Wenn Sie genauer verfolgen möchten, wie Schattierung schon vor der Ernte verändert, was die Fabrik erhält, erklärt unser Beitrag zum Schattenanbau von Tee, wie weniger Sonnenlicht die Chemie des frischen Blatts verschiebt – mehr L-Theanin, mehr Chlorophyll, weniger Catechin. Bei Tees, in denen Schattierung und Verarbeitung zusammen etwas Eigenes formen, helfen außerdem unsere Einordnungen zu Gyokuro sowie Matcha und Tencha. Und wenn Sie diese Logik mit dem Gegenstück vergleichen möchten, zeigt die Herstellung von oxidiertem Tee, was geschieht, wenn Oxidation nicht gestoppt, sondern bewusst gefördert wird.

Frequently Asked Questions

Was macht Grüntee unoxidiert?

Grüntee wird innerhalb weniger Stunden nach der Ernte erhitzt, um Polyphenoloxidase zu deaktivieren, bevor Oxidation das Blatt dunkler machen kann.

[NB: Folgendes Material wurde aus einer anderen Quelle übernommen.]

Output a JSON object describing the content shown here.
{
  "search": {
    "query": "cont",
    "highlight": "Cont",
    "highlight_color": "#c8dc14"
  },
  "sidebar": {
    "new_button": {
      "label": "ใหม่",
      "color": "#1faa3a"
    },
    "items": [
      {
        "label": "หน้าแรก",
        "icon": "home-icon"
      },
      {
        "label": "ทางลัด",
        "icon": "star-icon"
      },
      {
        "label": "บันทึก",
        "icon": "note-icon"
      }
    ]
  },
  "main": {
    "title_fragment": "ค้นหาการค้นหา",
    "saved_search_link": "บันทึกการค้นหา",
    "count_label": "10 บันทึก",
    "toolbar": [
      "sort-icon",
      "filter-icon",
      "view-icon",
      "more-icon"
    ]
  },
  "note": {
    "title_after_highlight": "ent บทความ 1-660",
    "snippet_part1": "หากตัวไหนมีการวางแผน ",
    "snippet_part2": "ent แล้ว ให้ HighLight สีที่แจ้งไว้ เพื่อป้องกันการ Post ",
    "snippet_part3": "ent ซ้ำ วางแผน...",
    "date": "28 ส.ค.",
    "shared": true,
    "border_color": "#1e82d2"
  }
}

Diese frühe Hitze hält den Aufguss grüngolden und bewahrt frische pflanzliche Aromen.

Warum nutzt japanischer Grüntee Dampf statt Pfannenfixierung?

Japanischer Tee läuft meist durch eine Dämpftrommel, bei Standard-Sencha oft etwa 30 bis 40 Sekunden. Dampf gibt eine lebendige grüne Farbe, meeresfrisches Aroma und pflanzliche Süße.

Wie verändern die Rollschritte den Geschmack in der Tasse?

Beim Grobrollen sinkt die Feuchtigkeit von etwa 75 % auf 50 %, während Kneten und Feinrollen Zellwände öffnen und Nadeln formen. So lösen sich Catechine, Aminosäuren und Koffein gleichmäßiger.

Warum schmeckt tiefgedämpfter Sencha anders als leicht gedämpfter Sencha?

Fukamushi wird ungefähr 60 bis 90 Sekunden gedämpft, zwei- bis dreimal so lange wie leicht gedämpfter Sencha. Die weicheren Blätter brechen in feine Partikel und brühen schnell mit mehr Süße und weniger Adstringenz auf.

Wie können Produktionsentscheidungen Qualität oder Geschmack von Tee beeinflussen?

Ungleichmäßiges Dämpfen kann fleckige Farbe und Fehlaromen verursachen, während die Erhitzung das Aroma von frisch zu röstig verändert. Auch Mischen zählt, weil wir Chargen kombinieren, um die Qualität konstant zu halten, ohne den Charakter flach werden zu lassen.